As seen in the graphs above, the most important GDP growth is expected to come from developing countries (especially in Asia). This translates in an important increase for financial services as there is a direct link between GDP per Capita and Household Liabilities. On the other end, the economic and regulatory situation in Europe and the US is not as positive for financial services: the deleveraging of US households as well as stress of the economic crisis in both US and Europe will negatively affect the growth potential for banks.
Which further highlighted Citi’s choice to actively invest and test its innovation effort in Asia instead of Europe. As mentioned by Jonathan Larsen in this interview in the Wall Street Journal:
WSJ: Why did you decide to roll out this “smart banking” model in Asia first?
Mr. Larsen: The global crisis has been more of a factor in the U.S. and less of a factor in Asia. We’re also looking at the possibility of bringing it to Russia, Poland and New York. We don’t have a timeframe though.
How important is Asia Pacific for Citi? It was the largest contributor to net income last year and one of its fastest growing group (for the consumer group).
So what is Citi launching in Asia? No less than its smart banking branches, mobile banking, mobile payments (partnership with operators), mobile stickers.
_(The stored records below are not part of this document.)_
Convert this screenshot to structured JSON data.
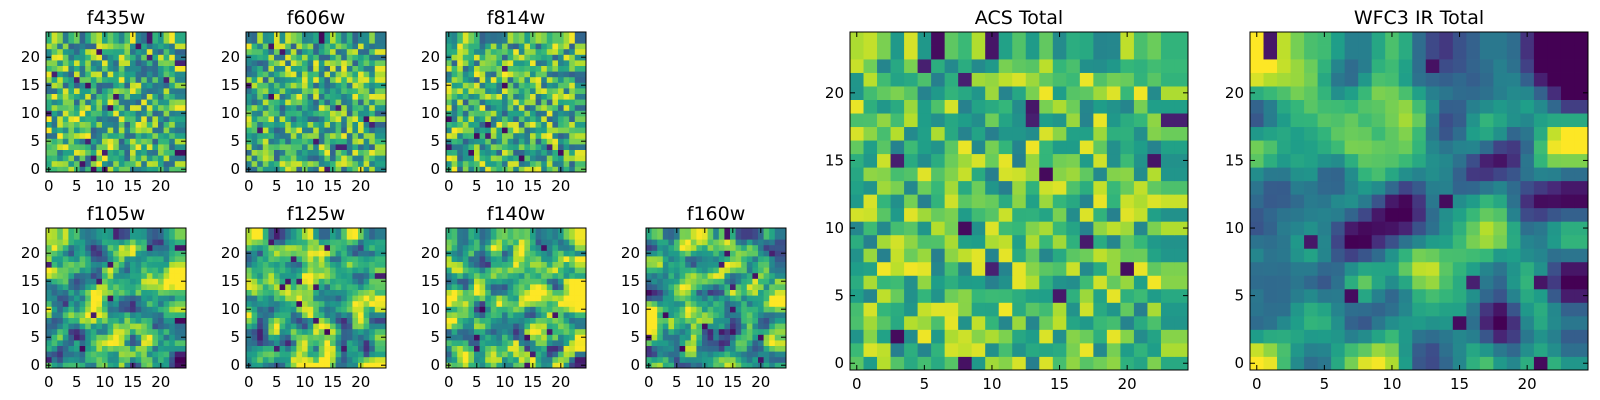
{
  "chart_data": [
    {
      "type": "heatmap",
      "title": "f435w",
      "grid_size": 24,
      "xlim": [
        0,
        24
      ],
      "ylim": [
        0,
        24
      ],
      "xticks": [
        0,
        5,
        10,
        15,
        20
      ],
      "yticks": [
        0,
        5,
        10,
        15,
        20
      ],
      "colormap": "viridis",
      "value_range": [
        0,
        1
      ],
      "grid": false,
      "seed": 11,
      "smoothing": 0,
      "bias": 0.64,
      "spread": 0.2
    },
    {
      "type": "heatmap",
      "title": "f606w",
      "grid_size": 24,
      "xlim": [
        0,
        24
      ],
      "ylim": [
        0,
        24
      ],
      "xticks": [
        0,
        5,
        10,
        15,
        20
      ],
      "yticks": [
        0,
        5,
        10,
        15,
        20
      ],
      "colormap": "viridis",
      "value_range": [
        0,
        1
      ],
      "grid": false,
      "seed": 23,
      "smoothing": 0,
      "bias": 0.64,
      "spread": 0.2
    },
    {
      "type": "heatmap",
      "title": "f814w",
      "grid_size": 24,
      "xlim": [
        0,
        24
      ],
      "ylim": [
        0,
        24
      ],
      "xticks": [
        0,
        5,
        10,
        15,
        20
      ],
      "yticks": [
        0,
        5,
        10,
        15,
        20
      ],
      "colormap": "viridis",
      "value_range": [
        0,
        1
      ],
      "grid": false,
      "seed": 37,
      "smoothing": 0,
      "bias": 0.66,
      "spread": 0.2
    },
    {
      "type": "heatmap",
      "title": "f105w",
      "grid_size": 24,
      "xlim": [
        0,
        24
      ],
      "ylim": [
        0,
        24
      ],
      "xticks": [
        0,
        5,
        10,
        15,
        20
      ],
      "yticks": [
        0,
        5,
        10,
        15,
        20
      ],
      "colormap": "viridis",
      "value_range": [
        0,
        1
      ],
      "grid": false,
      "seed": 41,
      "smoothing": 1,
      "bias": 0.6,
      "spread": 0.22
    },
    {
      "type": "heatmap",
      "title": "f125w",
      "grid_size": 24,
      "xlim": [
        0,
        24
      ],
      "ylim": [
        0,
        24
      ],
      "xticks": [
        0,
        5,
        10,
        15,
        20
      ],
      "yticks": [
        0,
        5,
        10,
        15,
        20
      ],
      "colormap": "viridis",
      "value_range": [
        0,
        1
      ],
      "grid": false,
      "seed": 53,
      "smoothing": 1,
      "bias": 0.64,
      "spread": 0.22
    },
    {
      "type": "heatmap",
      "title": "f140w",
      "grid_size": 24,
      "xlim": [
        0,
        24
      ],
      "ylim": [
        0,
        24
      ],
      "xticks": [
        0,
        5,
        10,
        15,
        20
      ],
      "yticks": [
        0,
        5,
        10,
        15,
        20
      ],
      "colormap": "viridis",
      "value_range": [
        0,
        1
      ],
      "grid": false,
      "seed": 67,
      "smoothing": 1,
      "bias": 0.66,
      "spread": 0.22
    },
    {
      "type": "heatmap",
      "title": "f160w",
      "grid_size": 24,
      "xlim": [
        0,
        24
      ],
      "ylim": [
        0,
        24
      ],
      "xticks": [
        0,
        5,
        10,
        15,
        20
      ],
      "yticks": [
        0,
        5,
        10,
        15,
        20
      ],
      "colormap": "viridis",
      "value_range": [
        0,
        1
      ],
      "grid": false,
      "seed": 79,
      "smoothing": 1,
      "bias": 0.6,
      "spread": 0.22
    },
    {
      "type": "heatmap",
      "title": "ACS Total",
      "grid_size": 24,
      "xlim": [
        0,
        24
      ],
      "ylim": [
        0,
        24
      ],
      "xticks": [
        0,
        5,
        10,
        15,
        20
      ],
      "yticks": [
        0,
        5,
        10,
        15,
        20
      ],
      "colormap": "viridis",
      "value_range": [
        0,
        1
      ],
      "grid": false,
      "seed": 97,
      "smoothing": 0,
      "bias": 0.7,
      "spread": 0.16
    },
    {
      "type": "heatmap",
      "title": "WFC3 IR Total",
      "grid_size": 24,
      "xlim": [
        0,
        24
      ],
      "ylim": [
        0,
        24
      ],
      "xticks": [
        0,
        5,
        10,
        15,
        20
      ],
      "yticks": [
        0,
        5,
        10,
        15,
        20
      ],
      "colormap": "viridis",
      "value_range": [
        0,
        1
      ],
      "grid": false,
      "seed": 113,
      "smoothing": 2,
      "bias": 0.48,
      "spread": 0.22
    }
  ]
}
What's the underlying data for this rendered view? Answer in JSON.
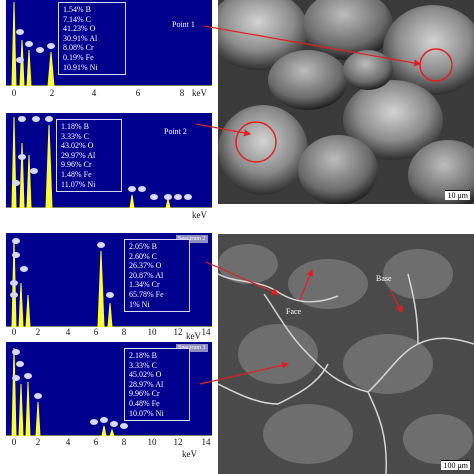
{
  "spectra": [
    {
      "composition": [
        "1.54% B",
        "7.14% C",
        "41.23% O",
        "30.91% Al",
        "8.08% Cr",
        "0.19% Fe",
        "10.91% Ni"
      ],
      "callout": "Point 1",
      "ticks": [
        "0",
        "2",
        "4",
        "6",
        "8"
      ],
      "unit": "keV"
    },
    {
      "composition": [
        "1.18% B",
        "3.33% C",
        "43.02% O",
        "29.97% Al",
        "9.96% Cr",
        "1.48% Fe",
        "11.07% Ni"
      ],
      "callout": "Point 2",
      "unit": "keV"
    },
    {
      "composition": [
        "2.05% B",
        "2.60% C",
        "26.37% O",
        "20.87% Al",
        "1.34% Cr",
        "65.78% Fe",
        "1% Ni"
      ],
      "tag": "Spectrum 2",
      "ticks": [
        "0",
        "2",
        "4",
        "6",
        "8",
        "10",
        "12",
        "14"
      ],
      "unit": "keV"
    },
    {
      "composition": [
        "2.18% B",
        "3.33% C",
        "45.02% O",
        "28.97% Al",
        "9.96% Cr",
        "0.48% Fe",
        "10.07% Ni"
      ],
      "tag": "Spectrum 3",
      "ticks": [
        "0",
        "2",
        "4",
        "6",
        "8",
        "10",
        "12",
        "14"
      ],
      "unit": "keV"
    }
  ],
  "micrographs": {
    "top": {
      "scale_bar": "10 μm"
    },
    "bottom": {
      "scale_bar": "100 μm",
      "labels": [
        "Face",
        "Base"
      ]
    }
  }
}
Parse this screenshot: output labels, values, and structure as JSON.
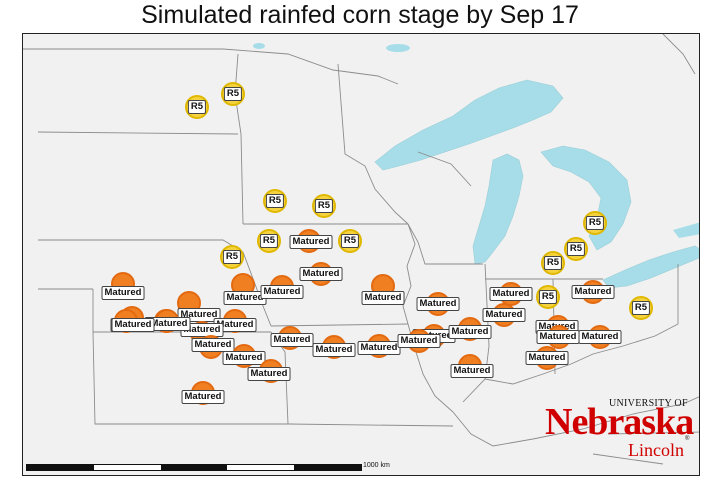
{
  "title": "Simulated rainfed corn stage by Sep 17",
  "colors": {
    "land": "#f1f1f1",
    "water": "#a6dde8",
    "border": "#8c8c8c",
    "r5_fill": "#f4d33f",
    "matured_fill": "#f07f22"
  },
  "markers": [
    {
      "label": "R5",
      "stage": "R5"
    },
    {
      "label": "R5",
      "stage": "R5"
    },
    {
      "label": "R5",
      "stage": "R5"
    },
    {
      "label": "R5",
      "stage": "R5"
    },
    {
      "label": "R5",
      "stage": "R5"
    },
    {
      "label": "R5",
      "stage": "R5"
    },
    {
      "label": "R5",
      "stage": "R5"
    },
    {
      "label": "R5",
      "stage": "R5"
    },
    {
      "label": "R5",
      "stage": "R5"
    },
    {
      "label": "R5",
      "stage": "R5"
    },
    {
      "label": "R5",
      "stage": "R5"
    },
    {
      "label": "R5",
      "stage": "R5"
    },
    {
      "label": "Matured",
      "stage": "Matured"
    },
    {
      "label": "Matured",
      "stage": "Matured"
    },
    {
      "label": "Matured",
      "stage": "Matured"
    },
    {
      "label": "Matured",
      "stage": "Matured"
    },
    {
      "label": "Matured",
      "stage": "Matured"
    },
    {
      "label": "Matured",
      "stage": "Matured"
    },
    {
      "label": "Matured",
      "stage": "Matured"
    },
    {
      "label": "Matured",
      "stage": "Matured"
    },
    {
      "label": "Matured",
      "stage": "Matured"
    },
    {
      "label": "Matured",
      "stage": "Matured"
    },
    {
      "label": "Matured",
      "stage": "Matured"
    },
    {
      "label": "Matured",
      "stage": "Matured"
    },
    {
      "label": "Matured",
      "stage": "Matured"
    },
    {
      "label": "Matured",
      "stage": "Matured"
    },
    {
      "label": "Matured",
      "stage": "Matured"
    },
    {
      "label": "Matured",
      "stage": "Matured"
    },
    {
      "label": "Matured",
      "stage": "Matured"
    },
    {
      "label": "Matured",
      "stage": "Matured"
    },
    {
      "label": "Matured",
      "stage": "Matured"
    },
    {
      "label": "Matured",
      "stage": "Matured"
    },
    {
      "label": "Matured",
      "stage": "Matured"
    },
    {
      "label": "Matured",
      "stage": "Matured"
    },
    {
      "label": "Matured",
      "stage": "Matured"
    },
    {
      "label": "Matured",
      "stage": "Matured"
    },
    {
      "label": "Matured",
      "stage": "Matured"
    },
    {
      "label": "Matured",
      "stage": "Matured"
    },
    {
      "label": "Matured",
      "stage": "Matured"
    },
    {
      "label": "Matured",
      "stage": "Matured"
    },
    {
      "label": "Matured",
      "stage": "Matured"
    },
    {
      "label": "Matured",
      "stage": "Matured"
    },
    {
      "label": "Matured",
      "stage": "Matured"
    },
    {
      "label": "Matured",
      "stage": "Matured"
    }
  ],
  "logo": {
    "university": "UNIVERSITY OF",
    "name": "Nebraska",
    "campus": "Lincoln",
    "registered": "®"
  },
  "scale_bar": {
    "label": "1000 km"
  }
}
Promotional video for Citi but gives a glimpse of various functionalities of the new branches: self services kiosk, interactive wallm, remote client servicing…
Also interesting is how important non branch channels are for Citi:
Nearly 98% of all our transactions in Asia are now via non-branch channels. What branches used to do can virtually all be done by electronic means now. We do though understand that many clients still want to bank in a branch.
But it does not prevent Citi from increasing the number of its smart banking branches. One data point I would like to know is how many people a typical smart branch serves vs a “normal” one.
Is it all done for Europe and US?
I don’t believe so. What is fueling a lot of innovation in both these locations is the environment of smaller companies that are willing to challenge incumbents on banking, payment, lending etc. Individually they may not have the power and size of big financial institutions but they are agile enough to innovate their way to become more of a threat/opportunity for existing institutions.